Good article on flatheads in the Choctawhatchee from Geneva south. Not sure when it was written but it may have been a while back. 

http://outdooralabama.com/OAOnline/flathead10.cfm


----------



## jcoss15 (Oct 11, 2010)

Interesting article, I'm still undecided on my opinion of flatheads on yellow river. They really don't seem to be hurting the bream population and it seems like the bullheads are making a come back. I think at first they do hurt they native populations but then they kind of level out in the food chain, don't know for sure though just an opinion...


----------



## FishWalton (Jul 22, 2010)

From what I have read about flathead fishing it's sort of like mullet fishing. Once you start it can become addictive, especially after you start hauling in some of those 20 to 30 pounders. One interesting thing in the article I did not know isthat huge flatheads are good to eat while other big species are not the best eating. If you are meat hunting then the flathead would be the way to go.
I keep telling myself I’m going to give it a try but never got around to it. I have the gear but not the know-how nor someone to fish with. Out there at night by myself is not very appealing. Flatheads like bream to eat. The problem is I do too!,


----------



## kevin32435 (Apr 17, 2008)

I think things will level off in time may take several years kind of like the wolves and elk in Yellowstone the native species doesn't know to fear the wolves or the flatheads but they will in time I think.


----------



## CatHunter (Dec 31, 2008)

The rivers always balances their selves out ofter the flathead invasion. Escambia river is a perfect example. Flatheads have occupied it for over 30 years now and there are more bluegills than you can shake a cane-pole at.

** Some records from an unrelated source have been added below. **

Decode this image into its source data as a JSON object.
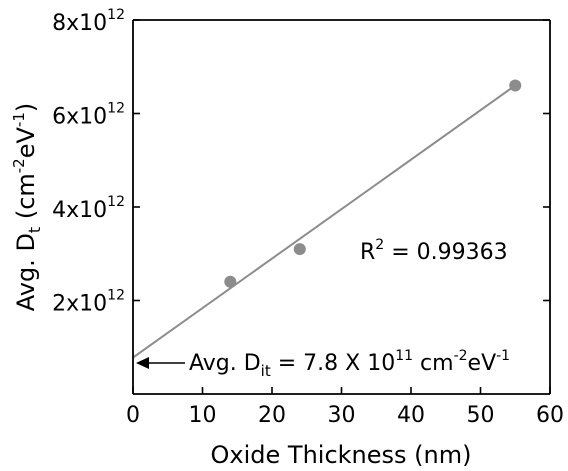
{
  "chart_data": {
    "type": "scatter",
    "xlabel": "Oxide Thickness (nm)",
    "ylabel": {
      "base": "Avg. D",
      "sub": "t",
      "units_open": " (cm",
      "units_exp1": "-2",
      "units_mid": "eV",
      "units_exp2": "-1",
      "units_close": ")"
    },
    "xlim": [
      0,
      60
    ],
    "ylim": [
      0,
      8000000000000.0
    ],
    "x_ticks": [
      {
        "value": 0,
        "label": "0"
      },
      {
        "value": 10,
        "label": "10"
      },
      {
        "value": 20,
        "label": "20"
      },
      {
        "value": 30,
        "label": "30"
      },
      {
        "value": 40,
        "label": "40"
      },
      {
        "value": 50,
        "label": "50"
      },
      {
        "value": 60,
        "label": "60"
      }
    ],
    "y_ticks": [
      {
        "value": 2000000000000.0,
        "mantissa": "2x10",
        "exponent": "12"
      },
      {
        "value": 4000000000000.0,
        "mantissa": "4x10",
        "exponent": "12"
      },
      {
        "value": 6000000000000.0,
        "mantissa": "6x10",
        "exponent": "12"
      },
      {
        "value": 8000000000000.0,
        "mantissa": "8x10",
        "exponent": "12"
      }
    ],
    "points": [
      {
        "x": 14,
        "y": 2400000000000.0
      },
      {
        "x": 24,
        "y": 3100000000000.0
      },
      {
        "x": 55,
        "y": 6600000000000.0
      }
    ],
    "fit_line": {
      "x": [
        0,
        55
      ],
      "y": [
        780000000000.0,
        6600000000000.0
      ]
    },
    "colors": {
      "points": "#8c8c8c",
      "fit": "#8c8c8c",
      "axis": "#000000",
      "arrow": "#000000"
    },
    "annotations": {
      "r2": {
        "base": "R",
        "sup": "2",
        "rest": " = 0.99363"
      },
      "intercept": {
        "pre": "Avg. D",
        "sub": "it",
        "mid": " = 7.8 X 10",
        "sup1": "11",
        "cm": " cm",
        "sup2": "-2",
        "ev": "eV",
        "sup3": "-1"
      }
    }
  }
}
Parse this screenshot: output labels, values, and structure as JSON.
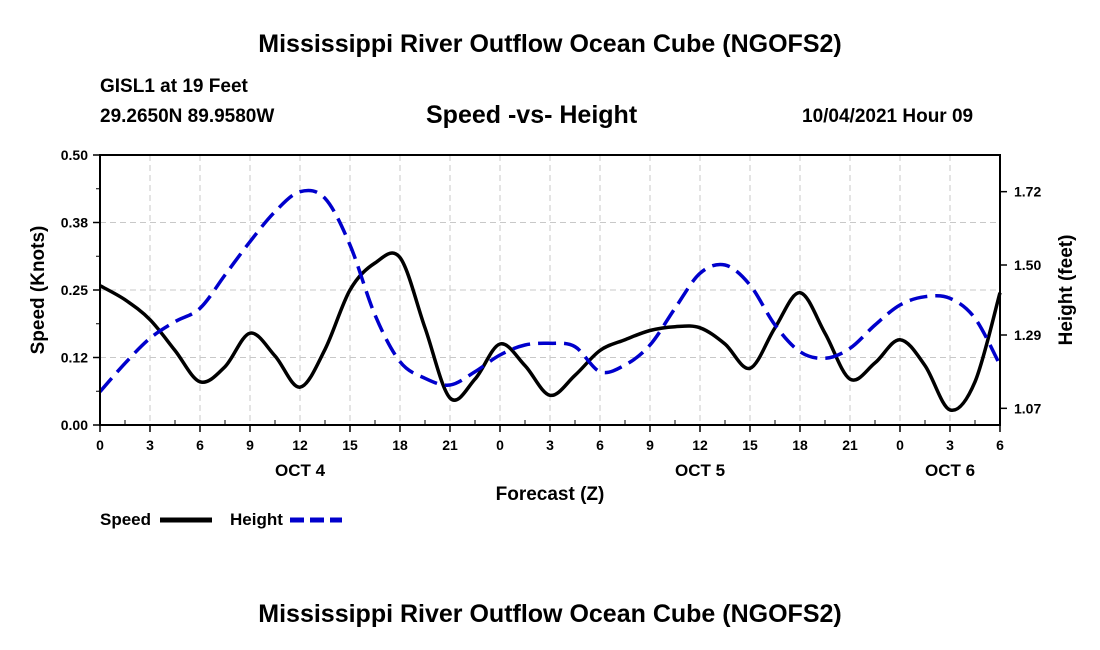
{
  "header": {
    "title": "Mississippi River Outflow Ocean Cube (NGOFS2)",
    "station": "GISL1 at 19 Feet",
    "coords": "29.2650N  89.9580W",
    "subtitle": "Speed -vs- Height",
    "datetime": "10/04/2021 Hour 09"
  },
  "footer": {
    "title": "Mississippi River Outflow Ocean Cube (NGOFS2)"
  },
  "chart_data": {
    "type": "line",
    "title": "Speed -vs- Height",
    "xlabel": "Forecast (Z)",
    "ylabel": "Speed (Knots)",
    "y2label": "Height (feet)",
    "xlim": [
      0,
      54
    ],
    "ylim": [
      0,
      0.5
    ],
    "y2lim": [
      1.02,
      1.83
    ],
    "x_ticks": [
      0,
      3,
      6,
      9,
      12,
      15,
      18,
      21,
      24,
      27,
      30,
      33,
      36,
      39,
      42,
      45,
      48,
      51,
      54
    ],
    "x_tick_labels": [
      "0",
      "3",
      "6",
      "9",
      "12",
      "15",
      "18",
      "21",
      "0",
      "3",
      "6",
      "9",
      "12",
      "15",
      "18",
      "21",
      "0",
      "3",
      "6"
    ],
    "date_labels": [
      {
        "x": 12,
        "label": "OCT 4"
      },
      {
        "x": 36,
        "label": "OCT 5"
      },
      {
        "x": 51,
        "label": "OCT 6"
      }
    ],
    "y_ticks": [
      0.0,
      0.125,
      0.25,
      0.375,
      0.5
    ],
    "y_tick_labels": [
      "0.00",
      "0.12",
      "0.25",
      "0.38",
      "0.50"
    ],
    "y2_ticks": [
      1.07,
      1.29,
      1.5,
      1.72
    ],
    "y2_tick_labels": [
      "1.07",
      "1.29",
      "1.50",
      "1.72"
    ],
    "grid": true,
    "legend": {
      "position": "bottom-left",
      "entries": [
        {
          "label": "Speed",
          "color": "#000000",
          "style": "solid"
        },
        {
          "label": "Height",
          "color": "#0000cc",
          "style": "dashed"
        }
      ]
    },
    "series": [
      {
        "name": "Speed",
        "axis": "left",
        "color": "#000000",
        "style": "solid",
        "x": [
          0,
          1.5,
          3,
          4.5,
          6,
          7.5,
          9,
          10.5,
          12,
          13.5,
          15,
          16.5,
          18,
          19.5,
          21,
          22.5,
          24,
          25.5,
          27,
          28.5,
          30,
          31.5,
          33,
          34.5,
          36,
          37.5,
          39,
          40.5,
          42,
          43.5,
          45,
          46.5,
          48,
          49.5,
          51,
          52.5,
          54
        ],
        "values": [
          0.258,
          0.232,
          0.195,
          0.138,
          0.08,
          0.108,
          0.17,
          0.128,
          0.07,
          0.14,
          0.25,
          0.3,
          0.31,
          0.18,
          0.05,
          0.085,
          0.15,
          0.11,
          0.055,
          0.092,
          0.138,
          0.158,
          0.175,
          0.182,
          0.18,
          0.15,
          0.105,
          0.18,
          0.245,
          0.17,
          0.085,
          0.115,
          0.158,
          0.11,
          0.028,
          0.08,
          0.245
        ]
      },
      {
        "name": "Height",
        "axis": "right",
        "color": "#0000cc",
        "style": "dashed",
        "x": [
          0,
          1.5,
          3,
          4.5,
          6,
          7.5,
          9,
          10.5,
          12,
          13.5,
          15,
          16.5,
          18,
          19.5,
          21,
          22.5,
          24,
          25.5,
          27,
          28.5,
          30,
          31.5,
          33,
          34.5,
          36,
          37.5,
          39,
          40.5,
          42,
          43.5,
          45,
          46.5,
          48,
          49.5,
          51,
          52.5,
          54
        ],
        "values": [
          1.12,
          1.205,
          1.28,
          1.33,
          1.37,
          1.47,
          1.57,
          1.66,
          1.72,
          1.7,
          1.56,
          1.35,
          1.21,
          1.16,
          1.14,
          1.18,
          1.23,
          1.26,
          1.265,
          1.255,
          1.18,
          1.2,
          1.26,
          1.37,
          1.475,
          1.5,
          1.44,
          1.32,
          1.24,
          1.22,
          1.25,
          1.32,
          1.38,
          1.405,
          1.4,
          1.34,
          1.2
        ]
      }
    ]
  }
}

It's a predictable pattern that I have studied on all rivers across the United States that flatheads have invaded.I read this study a few years back.


----------



## jcoss15 (Oct 11, 2010)

CatHunter said:


> The rivers always balances their selves out ofter the flathead invasion. Escambia river is a perfect example. Flatheads have occupied it for over 30 years now and there are more bluegills than you can shake a cane-pole at. It's a predictable pattern that I have studied on all rivers across the United States that flatheads have invaded.I read this study a few years back.


Do you have a link to that, I would like to check it out.


----------



## Try'n Hard (Oct 23, 2008)

not sure about the bream, but I haven't seen a decent snake on the Escambia in years!


----------



## skiff89_jr (Apr 1, 2011)

Those guys in the article ran the shocker either last year or the year before and put a HUGE dent in some of my fishing holes. Wish they would just leave the flatheads alone. 


Sent from my iPhone using Tapatalk


----------



## CatHunter (Dec 31, 2008)

Fish on


----------